# John Deere LT180



## capnandy (Apr 7, 2011)

Hi,
I just got a used LT180 and I've noticed 2 things so far.

-It's only mowing with the right blade

the right side of the deck is lower than the left when lifted

What's up with that?

Thanks in advance,

capnandy


----------



## mikeinri (Dec 2, 2009)

Do you have a copy of the owners manual? 

Not sure about this model, but most tractors have various points of adjustment to level the decks.

As for the one blade that's not turning, do you notice a burning rubber smell when you're running the blades? It could have a bent spindle, causing the blade (and pulley) to not turn. The belt would run over this stopped pulley, causing premature wear (burning) of the belt.

Hope this helps.

Mike


----------



## capnandy (Apr 7, 2011)

I'll check the olnile manual for the leveling.

I don't smell a slipping belt, I'm about to take the deck off now and look around in the timing area.

Thanks,

capnandy


----------



## mikeinri (Dec 2, 2009)

I would remove the belt and turn the pulley by hand to see if the spindle and blade turn.
If not, a key or bolt may be missing or broken.
If yes, be sure there is no slop between spinning the pulley and the blade. Then make sure the belt is good, correct size, and installed correctly, including idler springs are OK.
Mike


----------



## mikeinri (Dec 2, 2009)

Could also be a missing belt. I have a Sears tractor which has two belts for the deck.
Mike


----------



## capnandy (Apr 7, 2011)

The timing belt is broken.

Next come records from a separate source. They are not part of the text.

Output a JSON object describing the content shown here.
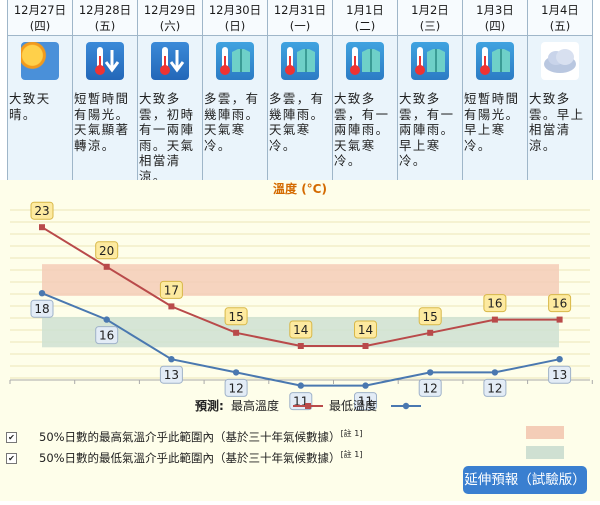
{
  "forecast": [
    {
      "date": "12月27日",
      "dow": "(四)",
      "icon": "sunny-interval-icon",
      "desc": "大致天晴。"
    },
    {
      "date": "12月28日",
      "dow": "(五)",
      "icon": "cold-icon",
      "desc": "短暫時間有陽光。天氣顯著轉涼。"
    },
    {
      "date": "12月29日",
      "dow": "(六)",
      "icon": "cold-icon",
      "desc": "大致多雲，初時有一兩陣雨。天氣相當清涼。"
    },
    {
      "date": "12月30日",
      "dow": "(日)",
      "icon": "cold-jacket-icon",
      "desc": "多雲，有幾陣雨。天氣寒冷。"
    },
    {
      "date": "12月31日",
      "dow": "(一)",
      "icon": "cold-jacket-icon",
      "desc": "多雲，有幾陣雨。天氣寒冷。"
    },
    {
      "date": "1月1日",
      "dow": "(二)",
      "icon": "cold-jacket-icon",
      "desc": "大致多雲，有一兩陣雨。天氣寒冷。"
    },
    {
      "date": "1月2日",
      "dow": "(三)",
      "icon": "cold-jacket-icon",
      "desc": "大致多雲，有一兩陣雨。早上寒冷。"
    },
    {
      "date": "1月3日",
      "dow": "(四)",
      "icon": "cold-jacket-icon",
      "desc": "短暫時間有陽光。早上寒冷。"
    },
    {
      "date": "1月4日",
      "dow": "(五)",
      "icon": "cloudy-icon",
      "desc": "大致多雲。早上相當清涼。"
    }
  ],
  "chart_title": "溫度 (°C)",
  "chart_data": {
    "type": "line",
    "categories": [
      "12月27日",
      "12月28日",
      "12月29日",
      "12月30日",
      "12月31日",
      "1月1日",
      "1月2日",
      "1月3日",
      "1月4日"
    ],
    "series": [
      {
        "name": "最高溫度",
        "values": [
          23,
          20,
          17,
          15,
          14,
          14,
          15,
          16,
          16
        ],
        "color": "#b94a4a"
      },
      {
        "name": "最低溫度",
        "values": [
          18,
          16,
          13,
          12,
          11,
          11,
          12,
          12,
          13
        ],
        "color": "#4a78b0"
      }
    ]
  },
  "legend": {
    "prefix": "預測:",
    "max_label": "最高溫度",
    "min_label": "最低溫度"
  },
  "footnotes": [
    {
      "text": "50%日數的最高氣溫介乎此範圍內（基於三十年氣候數據）",
      "note": "[註 1]",
      "checked": "✔",
      "color": "#f4cdb7"
    },
    {
      "text": "50%日數的最低氣溫介乎此範圍內（基於三十年氣候數據）",
      "note": "[註 1]",
      "checked": "✔",
      "color": "#cfe0d2"
    }
  ],
  "button_label": "延伸預報（試驗版）"
}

The main pulley turns the right blade, which is convenient in a way, as it let's you mow with one blade.

I'll check the level when I put the deck back on.

Thanks for your help.

capnandy


----------



## mikeinri (Dec 2, 2009)

Cool. My setup is the same, primary belt drives the right side powered by the PTO, and a secondary belt runs the left side, powered by the right. One of them also powers the middle blade (I can't think of which one at the moment).

Anyway, I always wondered why they set it up this way, but as you mentioned, it would be good to at least be able to run one blade. Of course, with my luck, I'd break the primary belt, and nothing would work... :4-dontkno

Mike


----------